Reputation: 27
I want to find and print a list of links in page that contain the word "love".
Page example
<a href="http://example/foto-fujifilm/">i like love with you</a>
<a href="http://example/foto-fujifilm/">i don't like love</a>
<a href="http://example/foto-fujifilm/">love is my problem</a>
<a href="http://example/foto-fujifilm/">i don't now</a>
This my code
from bs4 import BeautifulSoup
import requests
url = raw_input("Enter a website to extract the URL's from: ")

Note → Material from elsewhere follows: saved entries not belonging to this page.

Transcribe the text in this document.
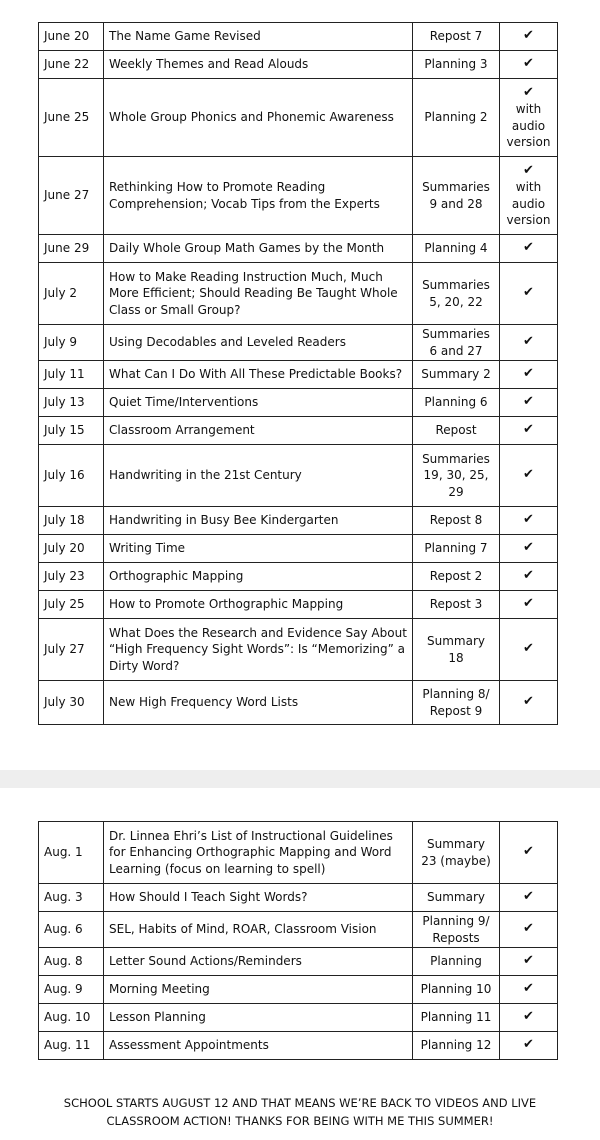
June 20	The Name Game Revised	Repost 7	✔

June 22	Weekly Themes and Read Alouds	Planning 3	✔

June 25	Whole Group Phonics and Phonemic Awareness	Planning 2	✔
with audio version

June 27	Rethinking How to Promote Reading Comprehension; Vocab Tips from the Experts	Summaries 9 and 28	✔
with audio version

June 29	Daily Whole Group Math Games by the Month	Planning 4	✔

July 2	How to Make Reading Instruction Much, Much More Efficient; Should Reading Be Taught Whole Class or Small Group?	Summaries 5, 20, 22	✔

July 9	Using Decodables and Leveled Readers	Summaries 6 and 27	✔

July 11	What Can I Do With All These Predictable Books?	Summary 2	✔

July 13	Quiet Time/Interventions	Planning 6	✔

July 15	Classroom Arrangement	Repost	✔

July 16	Handwriting in the 21st Century	Summaries 19, 30, 25, 29	✔

July 18	Handwriting in Busy Bee Kindergarten	Repost 8	✔

July 20	Writing Time	Planning 7	✔

July 23	Orthographic Mapping	Repost 2	✔

July 25	How to Promote Orthographic Mapping	Repost 3	✔

July 27	What Does the Research and Evidence Say About “High Frequency Sight Words”: Is “Memorizing” a Dirty Word?	Summary 18	✔

July 30	New High Frequency Word Lists	Planning 8/ Repost 9	✔
Aug. 1	Dr. Linnea Ehri’s List of Instructional Guidelines for Enhancing Orthographic Mapping and Word Learning (focus on learning to spell)	Summary 23 (maybe)	✔

Aug. 3	How Should I Teach Sight Words?	Summary	✔

Aug. 6	SEL, Habits of Mind, ROAR, Classroom Vision	Planning 9/ Reposts	✔

Aug. 8	Letter Sound Actions/Reminders	Planning	✔

Aug. 9	Morning Meeting	Planning 10	✔

Aug. 10	Lesson Planning	Planning 11	✔

Aug. 11	Assessment Appointments	Planning 12	✔
SCHOOL STARTS AUGUST 12 AND THAT MEANS WE’RE BACK TO VIDEOS AND LIVE CLASSROOM ACTION! THANKS FOR BEING WITH ME THIS SUMMER!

r = requests.get("http://" +url)
data = r.text
soup = BeautifulSoup(data,'lxml')
for a in soup.find_all('a', string="*love*"):
print "Found the URL:", a['href']
How can use wildcard string to search love in text?
Upvotes: 1
Views: 1493
Reputation: 46513
Beautiful Soup also accepts regular expressions ...
import re
for a in soup.find_all('a', string=re.compile('love')):
print('Found the URL:', a['href'])
and functions.
for a in soup.find_all('a', string=lambda s: 'love' in s):
print('Found the URL:', a['href'])
EDIT:
For case insensitive searches:
re.compile('love', re.IGNORECASE)
and
lambda s: 'love' in s.lower()
Upvotes: 2